Training of PyTorch Efficientnet seems extremely slow

I am trying to train/finetune an efficientnet_b0 model with my own data. It is the official PyTorch 1.11 torchvision model so no third party model. I am using pretrained version and trying to fine-tune it on my own data. I am using Synapse 1.5 as it one of the official AWS Habana AMI With preinstaled PyTorch1.11. I wrote my own training script but basically looked at the MNIST and ResNet training scripts from the Habana GitHub repository and adopted my accordingly…

Currently I am running on a single device just to get my feet wet. I am using FP32 training batch size is 90 and tensor format is [3,448,192].

Running in lazy mode. A single iteration seems to takes over 20 seconds to execute that’s significantly slower than it takes for example on an nVidia V100 .

Any idea why each iteration is running so extremely slowly? I checked it is not the I/O as I removed the image data loading with just torch.randn instead


Is it possible to shared a stripped down version of the code (maybe with random data training, and random initialization)

Also, just to make sure, you can run hl-smi and check HPU usage, to be sure that the model is running on the HPU and not on the CPU

Also if you are ok with TensorFlow instead of PyTorch, here is an enabled efficientnet


Thank you for your answer!

Yes I should be able to make a stripped down version without the need of any data I will try to send one later.

Yes I checked it is running on the HPU (via hl-smi) I also get a .log0 file for the device.

Funnily enough I ran it on the CPU I explicitly used CPU Device just to check as you say if there is maybe an issue but to my surprise on the CPU it ran ~ 20x faster on that AWS instance than using the HPU.

I tried also the hl-profile-conf but I couldn’t get it to record any .JSON or I was too stupid to find where it was saved.

I am afraid our whole pipeline is PyTorch based so unfortunately no a Tensorflow version does not help.

Hello again,

Here is the stripped down training script as promised

Stripped down training script

You simply have to run it with python --usecuda 0 if you want to use it with GAUDI. Hope it helps to narrow down the issue!

Btw seeing the same with torchvision ConvNext models and not to the same extreme with MobilenetV3 but it also has very slow iterations.

However a few other network topologizes with the same training script seem to be running okay.

So I wonder if it is a specific op in those networks maybe an activation function or a specific layout it struggles with.

Thank you for this detailed analysis.
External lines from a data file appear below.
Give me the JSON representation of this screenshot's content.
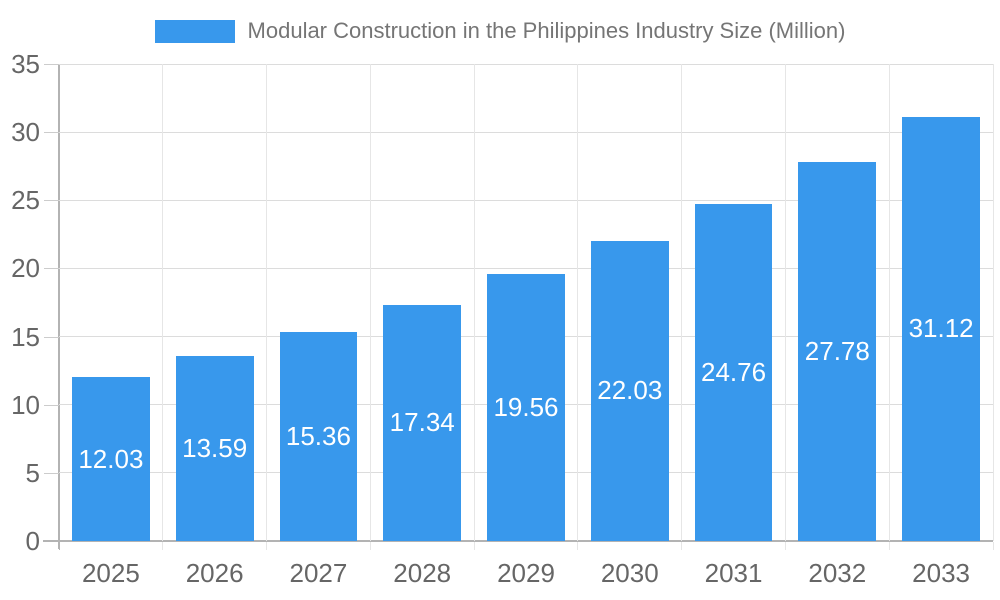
{
  "legend": {
    "label": "Modular Construction in the Philippines Industry Size (Million)"
  },
  "chart_data": {
    "type": "bar",
    "title": "Modular Construction in the Philippines Industry Size (Million)",
    "categories": [
      "2025",
      "2026",
      "2027",
      "2028",
      "2029",
      "2030",
      "2031",
      "2032",
      "2033"
    ],
    "values": [
      12.03,
      13.59,
      15.36,
      17.34,
      19.56,
      22.03,
      24.76,
      27.78,
      31.12
    ],
    "value_labels": [
      "12.03",
      "13.59",
      "15.36",
      "17.34",
      "19.56",
      "22.03",
      "24.76",
      "27.78",
      "31.12"
    ],
    "xlabel": "",
    "ylabel": "",
    "ylim": [
      0,
      35
    ],
    "y_ticks": [
      0,
      5,
      10,
      15,
      20,
      25,
      30,
      35
    ],
    "grid": true,
    "legend_position": "top-center",
    "colors": {
      "bar": "#3898EC",
      "bar_label": "#ffffff",
      "axis_line": "#b3b3b3",
      "grid_horizontal": "#dcdcdc",
      "grid_vertical": "#e6e6e6",
      "tick": "#cccccc",
      "tick_label": "#666666",
      "legend_text": "#757575",
      "background": "#ffffff"
    }
  }
}
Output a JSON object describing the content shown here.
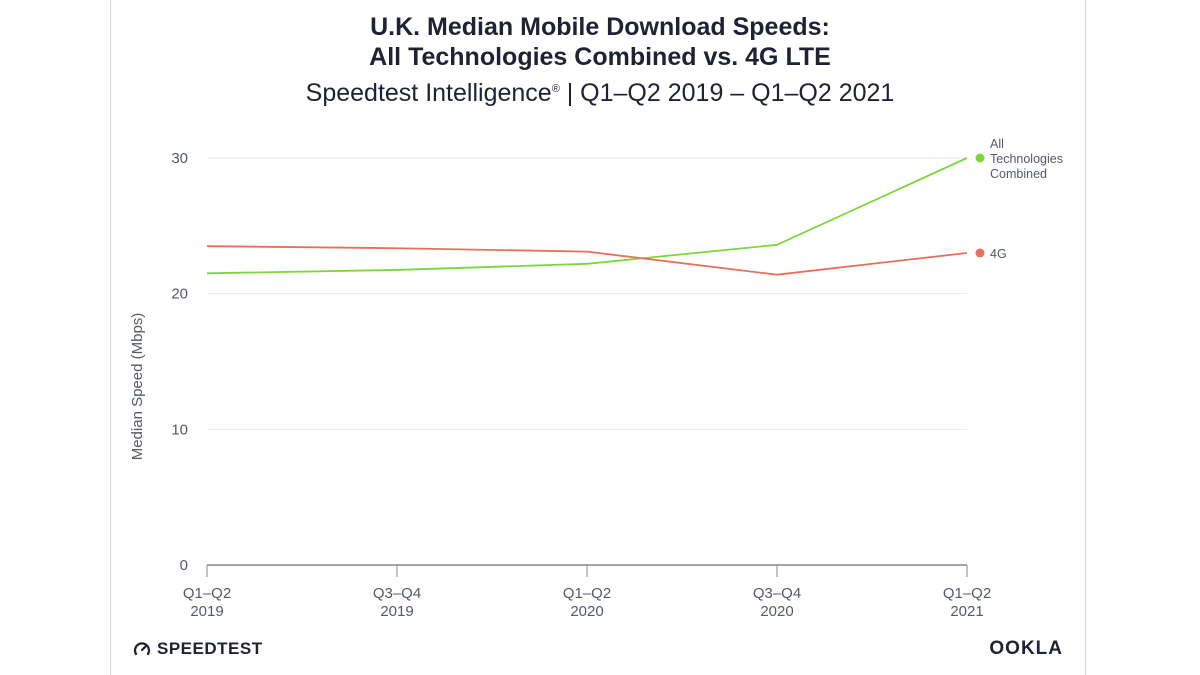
{
  "title": {
    "line1": "U.K. Median Mobile Download Speeds:",
    "line2": "All Technologies Combined vs. 4G LTE"
  },
  "subtitle": {
    "prefix": "Speedtest Intelligence",
    "registered": "®",
    "suffix": " | Q1–Q2 2019 – Q1–Q2 2021"
  },
  "footer": {
    "left_brand": "SPEEDTEST",
    "left_icon": "speedtest-gauge-icon",
    "right_brand": "OOKLA"
  },
  "colors": {
    "all_tech": "#7ed63e",
    "fourg": "#e8705a",
    "grid": "#e8e8e8",
    "axis": "#888888",
    "text": "#1f2233"
  },
  "chart_data": {
    "type": "line",
    "ylabel": "Median Speed (Mbps)",
    "xlabel": "",
    "ylim": [
      0,
      30
    ],
    "yticks": [
      0,
      10,
      20,
      30
    ],
    "grid": true,
    "legend_placement": "right",
    "categories": [
      [
        "Q1–Q2",
        "2019"
      ],
      [
        "Q3–Q4",
        "2019"
      ],
      [
        "Q1–Q2",
        "2020"
      ],
      [
        "Q3–Q4",
        "2020"
      ],
      [
        "Q1–Q2",
        "2021"
      ]
    ],
    "series": [
      {
        "name": [
          "All",
          "Technologies",
          "Combined"
        ],
        "key": "all_tech",
        "values": [
          21.5,
          21.75,
          22.2,
          23.6,
          30.0
        ]
      },
      {
        "name": [
          "4G"
        ],
        "key": "fourg",
        "values": [
          23.5,
          23.35,
          23.1,
          21.4,
          23.0
        ]
      }
    ]
  }
}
We’ll take a look at it and get back to you.

Here are a couple of work arounds you can try:

  1. Perform bernoulli_ of StochasticDepth on CPU
    Around this line here,
if 'hpu' in input.device.type:
    dev = 'cpu'
#noise = torch.empty(size, dtype=input.dtype, device=input.device)
noise = torch.empty(size, dtype=input.dtype, device=dev)
noise = noise.bernoulli_(survival_rate)
if 'hpu' in input.device.type:
    noise =
  1. Disable inplace Dropout
    Around here
    Replace nn.Dropout(p=dropout, inplace=True), with nn.Dropout(p=dropout),

Please let me know if you see speedups with these 2 changes.


Thank you very much. Yes with these changes it has improved it tremendously. This feels more like the performance I would suspect for an accelerator :grinning:

So does this mean inplace dropout is not something the Gaudi architecture likes? As I think that is used in quiet a few architectures. At least it used in torchvision’s version of mobilenetv3 when I remove it there I also see a tremendous performance boost

Thanks for verifying. We’ll take a look at the workarounds (bernoulli and in place dropout) and will update here if we find the reason of the slowness or if it goes away in later releases.